Arrived here Saturday morning from KL with no problems, spent the rest of the day wandering around Sandakan. The town was razed during the war and rebuilt afterwards with blocks of flats and shops at street level in a grid system. Now nearly 60 years old they are looking rather the worse for wear. However there is a very large central market, a concrete building covering maybe 1 acre. It is a busy bustling place, and at one end, a wet fish section with the biggest fish you can imagine, all shapes and colours. I think this might turn out to be the most interesting place in the town! Found the Sepilok Adventure Shop and booked myself on 3 tours.

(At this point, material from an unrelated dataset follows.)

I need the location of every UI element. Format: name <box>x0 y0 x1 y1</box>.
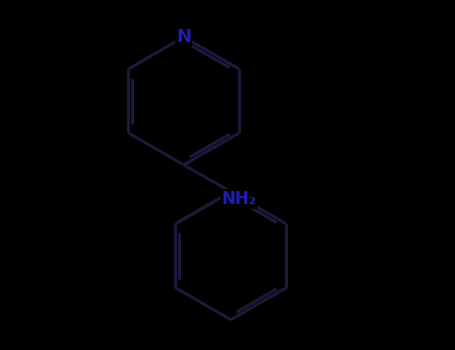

Sunday, collected at 9am for boat ride to 'Turtle Island'. The 'speed boat' was an extremely basic affair, not really suited to even the moderately rough seas we encountered in the Sula sea, but the 9 of us stoically survived the 1 hour 'ride'. After checking into room on 'turtle' island (actually Selingan Island), we had the rest of the day to ourselves. What can you do on a sandy tropical island with palm trees and warm blue sea all around? So we just had to swim and lie on the beach and read books all day. I went snorkeling but saved the 5 pounds hire fee by using my goggles. Just as well as there wasn't much to see, just a few solitary fish, there were more fish off the Phuket beach, shoals of them there. Walked all around the island, a beautiful place, then lunch which was white rice with chicken and greens, very good. Fell asleep on the beach in the afternoon in the shade of a ground level palm tree, then evening meal, rice and fish and greens also very good. Then a long wait before being taken down to the beach at 10pm by a Ranger. Didn't waste this time though, chatted with 2 girls from Estonia (a civil servant and an accountant!), a couple from Manchester(event organisers), an American couple and 2 girls from Bridgend and Sussex.

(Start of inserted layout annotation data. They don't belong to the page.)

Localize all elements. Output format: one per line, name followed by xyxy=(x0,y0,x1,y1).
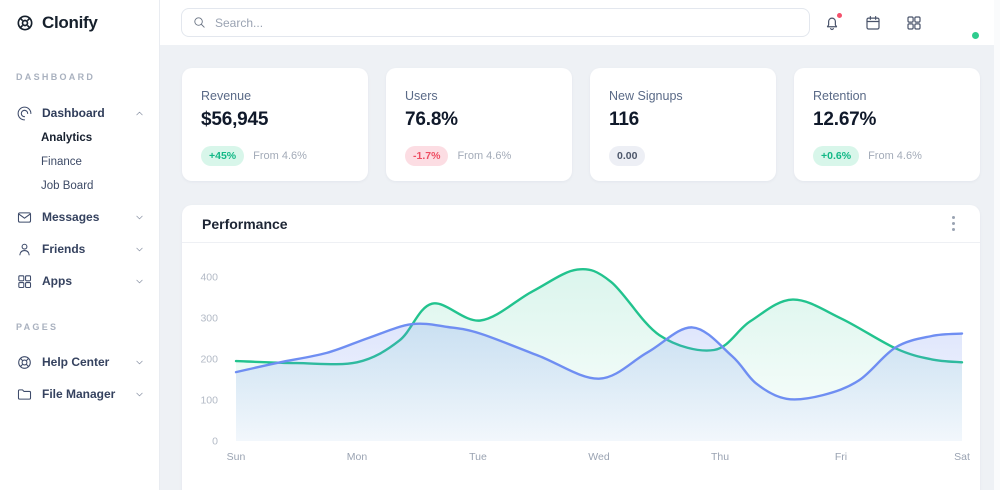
stat-title: New Signups xyxy=(609,89,683,103)
blue-series-area xyxy=(236,323,962,441)
user-menu[interactable] xyxy=(946,7,980,40)
stat-value: 116 xyxy=(609,109,640,130)
sidebar-item-label: Help Center xyxy=(42,355,110,369)
dashboard-icon xyxy=(16,105,33,122)
stat-card-new-signups: New Signups 116 0.00 xyxy=(590,68,776,181)
search-box[interactable] xyxy=(181,8,810,37)
trend-badge: -1.7% xyxy=(405,146,449,166)
stat-title: Users xyxy=(405,89,438,103)
chevron-up-icon xyxy=(134,108,145,119)
stat-title: Retention xyxy=(813,89,867,103)
section-label-pages: PAGES xyxy=(16,322,59,332)
sidebar-item-finance[interactable]: Finance xyxy=(0,150,159,174)
sidebar-item-job-board[interactable]: Job Board xyxy=(0,174,159,198)
stat-cards-row: Revenue $56,945 +45% From 4.6% Users 76.… xyxy=(182,68,980,181)
topbar xyxy=(160,0,1000,45)
x-axis-label: Fri xyxy=(835,451,847,463)
chevron-down-icon xyxy=(134,244,145,255)
clonify-logo-icon xyxy=(15,13,35,33)
sidebar-item-help-center[interactable]: Help Center xyxy=(0,346,159,378)
sidebar-item-label: Messages xyxy=(42,210,100,224)
section-label-dashboard: DASHBOARD xyxy=(16,72,96,82)
sidebar: Clonify DASHBOARD Dashboard Analytics Fi… xyxy=(0,0,160,490)
main-content: Revenue $56,945 +45% From 4.6% Users 76.… xyxy=(160,45,1000,490)
performance-card: Performance 0 100 200 300 400 Sun Mon Tue Wed Thu… xyxy=(182,205,980,490)
chevron-down-icon xyxy=(134,389,145,400)
messages-icon xyxy=(16,209,33,226)
brand-name: Clonify xyxy=(42,13,98,32)
sidebar-item-dashboard[interactable]: Dashboard xyxy=(0,100,159,126)
search-input[interactable] xyxy=(215,15,799,30)
sidebar-nav: Dashboard Analytics Finance Job Board Me… xyxy=(0,100,159,297)
sidebar-item-file-manager[interactable]: File Manager xyxy=(0,378,159,410)
stat-note: From 4.6% xyxy=(868,150,922,162)
stat-card-revenue: Revenue $56,945 +45% From 4.6% xyxy=(182,68,368,181)
sidebar-item-label: Apps xyxy=(42,274,72,288)
search-icon xyxy=(192,15,207,30)
stat-title: Revenue xyxy=(201,89,252,103)
chevron-down-icon xyxy=(134,276,145,287)
apps-icon xyxy=(16,273,33,290)
x-axis-label: Tue xyxy=(469,451,487,463)
scrollbar[interactable] xyxy=(994,0,1000,490)
sidebar-item-label: Finance xyxy=(41,156,82,168)
chevron-down-icon xyxy=(134,357,145,368)
file-manager-icon xyxy=(16,386,33,403)
x-axis-label: Mon xyxy=(347,451,368,463)
stat-value: 12.67% xyxy=(813,109,877,130)
stat-card-users: Users 76.8% -1.7% From 4.6% xyxy=(386,68,572,181)
stat-note: From 4.6% xyxy=(457,150,512,162)
x-axis-label: Wed xyxy=(588,451,610,463)
stat-value: 76.8% xyxy=(405,109,458,130)
sidebar-item-messages[interactable]: Messages xyxy=(0,201,159,233)
x-axis-label: Thu xyxy=(711,451,729,463)
sidebar-item-label: Analytics xyxy=(41,132,93,144)
x-axis-label: Sat xyxy=(954,451,970,463)
sidebar-item-label: Dashboard xyxy=(42,106,105,120)
y-tick-label: 300 xyxy=(200,313,218,325)
y-tick-label: 200 xyxy=(200,354,218,366)
notifications-button[interactable] xyxy=(823,11,843,32)
trend-badge: +0.6% xyxy=(813,146,860,166)
y-tick-label: 400 xyxy=(200,272,218,284)
y-tick-label: 100 xyxy=(200,395,218,407)
chevron-down-icon xyxy=(134,212,145,223)
sidebar-item-label: Friends xyxy=(42,242,86,256)
trend-badge: +45% xyxy=(201,146,245,166)
help-center-icon xyxy=(16,354,33,371)
x-axis-label: Sun xyxy=(227,451,246,463)
trend-badge: 0.00 xyxy=(609,146,646,166)
stat-value: $56,945 xyxy=(201,109,269,130)
stat-note: From 4.6% xyxy=(253,150,307,162)
kebab-menu-icon[interactable] xyxy=(946,215,960,233)
sidebar-item-apps[interactable]: Apps xyxy=(0,265,159,297)
notification-dot xyxy=(836,11,843,19)
performance-chart: 0 100 200 300 400 Sun Mon Tue Wed Thu Fri Sat xyxy=(200,268,970,463)
friends-icon xyxy=(16,241,33,258)
brand-logo[interactable]: Clonify xyxy=(0,0,159,33)
blue-series-line xyxy=(234,322,964,401)
y-tick-label: 0 xyxy=(212,436,218,448)
sidebar-item-friends[interactable]: Friends xyxy=(0,233,159,265)
calendar-button[interactable] xyxy=(864,14,882,32)
sidebar-item-label: File Manager xyxy=(42,387,116,401)
sidebar-item-label: Job Board xyxy=(41,180,94,192)
apps-grid-button[interactable] xyxy=(905,14,923,32)
status-dot xyxy=(971,30,980,40)
stat-card-retention: Retention 12.67% +0.6% From 4.6% xyxy=(794,68,980,181)
chart-title: Performance xyxy=(202,215,288,232)
sidebar-item-analytics[interactable]: Analytics xyxy=(0,126,159,150)
sidebar-nav-pages: Help Center File Manager xyxy=(0,346,159,410)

The management and organisation of the 3 islands here, where Green and Hawksbill Turtles lay their eggs, is well structured and sophisticated. Every turtle that comes to the beach is tagged and logged. Its eggs are counted and removed to be re-buried in a hatchery where they and the hatchlings are protected from predators, such as rats and birds and humans (turtle eggs are still openly available in some countries markets). The hatchlings from each turtle's clutch of eggs are counted, there is an 80% success rate. Then the hatchlings are released in bunches on the beach near the sea, avoiding the perilous journey from the nest across the beach. Sadly, a very small percentage survive to adulthood, but the work of the Rangers must be having some effect to help these endangered species.
We were taken by the Ranger to see a turtle laying her eggs in the hole she had dug, an incredible sight. She was big (the turtle), over a metre long and nearly as wide. The Ranger scooped the eggs out into a bucket. When she had finished, the turtle pushed sand back to cover the (empty) hole. We left her to rest before making her dummy hole (to fool predators) and shuffle back to the sea.
Next we watch the Ranger bury the eggs in the hatchery, in a hole marked with the date, turtle ID and number of eggs (73 in this clutch). Lastly we go down to the shore to watch that evening's hatchlings being released, they are funny to watch as they waddle the few feet down the sand into the sea. Again, an incredible sight.
Bed at 11pm, up for breakfast this morning at 6.30, on the 'speedboat' for another hour's torture at 7, back in hotel in Sandakan at 8.30, then went back to sleep again! The whole thing a memorable experience.